Pour les DSI, ce constat a une traduction opérationnelle limpide : le taux d'adoption d'un outil ne dépend pas de sa disponibilité technique, il dépend de la clarté du cas d'usage, de la formation initiale et du soutien managérial continu. Or, seuls 50 % des salariés non-managers estiment disposer des ressources nécessaires pour se former et évoluer, contre 62 % des managers. L'accès inégal à la formation reproduit et amplifie la fracture d'usage.
La crise de confiance envers la direction
Un facteur aggravant ressort des données PwC et mérite une attention particulière des directions : la défiance envers la vision stratégique des dirigeants. La moitié des salariés français ne croient pas en la stratégie de leur entreprise (49 %) et doutent de la capacité de leurs dirigeants à atteindre les objectifs fixés (48 %). Chez les non-managers, ces chiffres atteignent 52 % dans les deux cas. Cette défiance est structurellement incompatible avec une transformation IA réussie : adopter un outil qui va modifier ses pratiques de travail suppose de faire confiance à ceux qui pilotent cette transformation.
L'étude révèle un paradoxe de gouvernance. Les salariés français sont 61 % à considérer pouvoir échanger ouvertement avec leur manager de proximité — un taux supérieur à la moyenne mondiale de 59 % — mais seulement 43 % font confiance à leur direction, contre 51 % dans le monde. La France affiche l'écart le plus marqué de tous les pays étudiés entre la confiance accordée au manager de proximité et celle accordée à la direction générale. Ce fossé signifie que la transformation IA, pour réussir, ne peut pas être pilotée par voie de directive descendante : elle doit être portée par les managers intermédiaires, qui sont le seul niveau hiérarchique qui bénéficie encore d'une légitimité suffisante auprès des équipes.
Absence de cadre éthique et de gouvernance explicite
Au-delà de la formation et de la confiance, un troisième obstacle structure le recul de l'usage : l'absence de cadre. Les salariés français expriment des niveaux d'inquiétude (59 % chez les non-managers) et de perplexité (51 %) face à l'IA qui ne sont pas dissipés par les communications d'entreprise actuelles. Ces inquiétudes portent sur des questions légitimes — fiabilité des résultats, responsabilité en cas d'erreur, confidentialité des données traitées, impact sur l'emploi — qui appellent des réponses de gouvernance, pas de marketing interne.

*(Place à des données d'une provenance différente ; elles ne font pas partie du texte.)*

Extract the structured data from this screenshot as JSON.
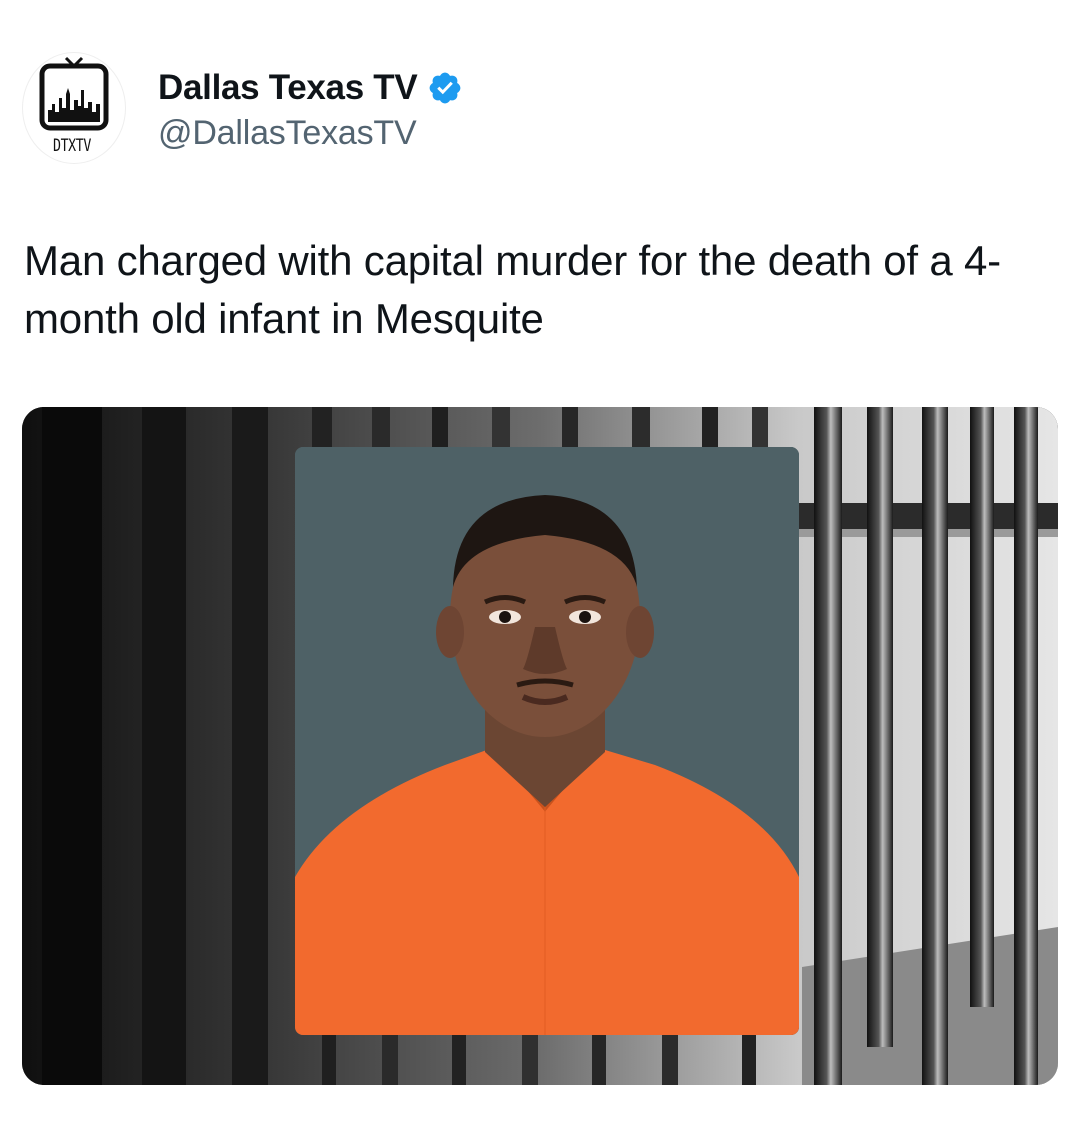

« Son déploiement doit reposer sur un cadre éthique explicite, une gouvernance claire, une transparence sur les limites et les risques, et une formation aux usages responsables. La confiance constitue, à cet égard, un actif stratégique à construire dans la durée », explique Nicolas Bourgeois. Pour les RSSI et les DPO, cette énonciation résonne directement avec les exigences de l'AI Act européen, dont les obligations de transparence et de documentation des systèmes IA à usage professionnel entrent progressivement en vigueur. La conformité réglementaire et l'adoption par les utilisateurs convergent vers les mêmes prérequis organisationnels.
Les salariés français anticipent par ailleurs des transformations majeures dans les trois prochaines années, plus fortement que la moyenne mondiale : 55 % contre 44 % attribuent ces changements à de nouvelles attentes des clients, 53 % contre 43 % à des évolutions réglementaires, et 49 % contre 45 % à des mutations technologiques. Cette conscience aiguë du changement à venir, couplée à un sentiment d'insuffisance dans l'accompagnement reçu, produit une posture d'attente plutôt que d'engagement. Les entreprises qui n'auront pas comblé leur déficit de préparation opérationnelle avant que ces transformations s'accélèrent prendront un retard compétitif difficile à rattraper.